そうぼやいて乾いた大樹の根元に座り込んだ。 まだまだ先の長い雨宿りだった。




 どれだけ時が経っただろうか。

 彼女には三十分にも一時間にも感じられたが、実は十分くらいだったのかもしれない。

 彼女は黙り込んでいると余計に時間が長くなるような気がしてきた。


「あ〜、もう嫌。
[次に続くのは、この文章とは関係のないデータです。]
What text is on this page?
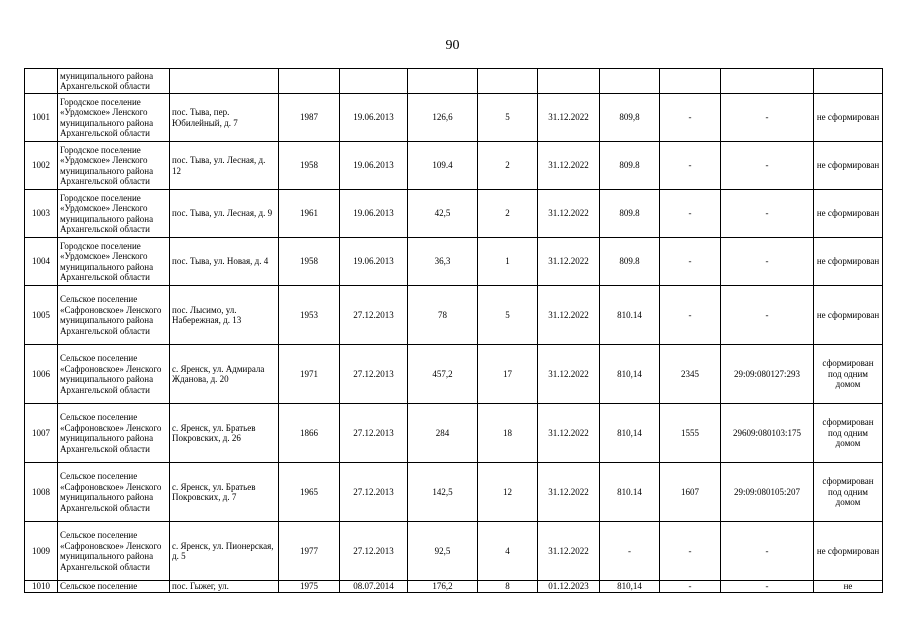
90
	муниципального района Архангельской области										
1001	Городское поселение «Урдомское» Ленского муниципального района Архангельской области	пос. Тыва, пер. Юбилейный, д. 7	1987	19.06.2013	126,6	5	31.12.2022	809,8	-	-	не сформирован
1002	Городское поселение «Урдомское» Ленского муниципального района Архангельской области	пос. Тыва, ул. Лесная, д. 12	1958	19.06.2013	109.4	2	31.12.2022	809.8	-	-	не сформирован
1003	Городское поселение «Урдомское» Ленского муниципального района Архангельской области	пос. Тыва, ул. Лесная, д. 9	1961	19.06.2013	42,5	2	31.12.2022	809.8	-	-	не сформирован
1004	Городское поселение «Урдомское» Ленского муниципального района Архангельской области	пос. Тыва, ул. Новая, д. 4	1958	19.06.2013	36,3	1	31.12.2022	809.8	-	-	не сформирован
1005	Сельское поселение «Сафроновское» Ленского муниципального района Архангельской области	пос. Лысимо, ул. Набережная, д. 13	1953	27.12.2013	78	5	31.12.2022	810.14	-	-	не сформирован
1006	Сельское поселение «Сафроновское» Ленского муниципального района Архангельской области	с. Яренск, ул. Адмирала Жданова, д. 20	1971	27.12.2013	457,2	17	31.12.2022	810,14	2345	29:09:080127:293	сформирован под одним домом
1007	Сельское поселение «Сафроновское» Ленского муниципального района Архангельской области	с. Яренск, ул. Братьев Покровских, д. 26	1866	27.12.2013	284	18	31.12.2022	810,14	1555	29609:080103:175	сформирован под одним домом
1008	Сельское поселение «Сафроновское» Ленского муниципального района Архангельской области	с. Яренск, ул. Братьев Покровских, д. 7	1965	27.12.2013	142,5	12	31.12.2022	810.14	1607	29:09:080105:207	сформирован под одним домом
1009	Сельское поселение «Сафроновское» Ленского муниципального района Архангельской области	с. Яренск, ул. Пионерская, д. 5	1977	27.12.2013	92,5	4	31.12.2022	-	-	-	не сформирован
1010	Сельское поселение	пос. Гыжег, ул.	1975	08.07.2014	176,2	8	01.12.2023	810,14	-	-	не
いつになったら止むのよ、この雨」

 落ち着きなくチラチラと空の様子を伺いながら、彼女はペラペラとしゃべり始めた。

それがどんなに空しい独り言だろうとその時の彼女には構わなかった。



――十数分後――


「…大体ね、天気予報が悪いのよね。いっつも外す癖にここんとこ当たってたから信用してみればこれよ」

 それまで散々愚痴をこぼしていた彼女は、やがて拗ねたような風に俯きながら気象予報士に当たり始めた。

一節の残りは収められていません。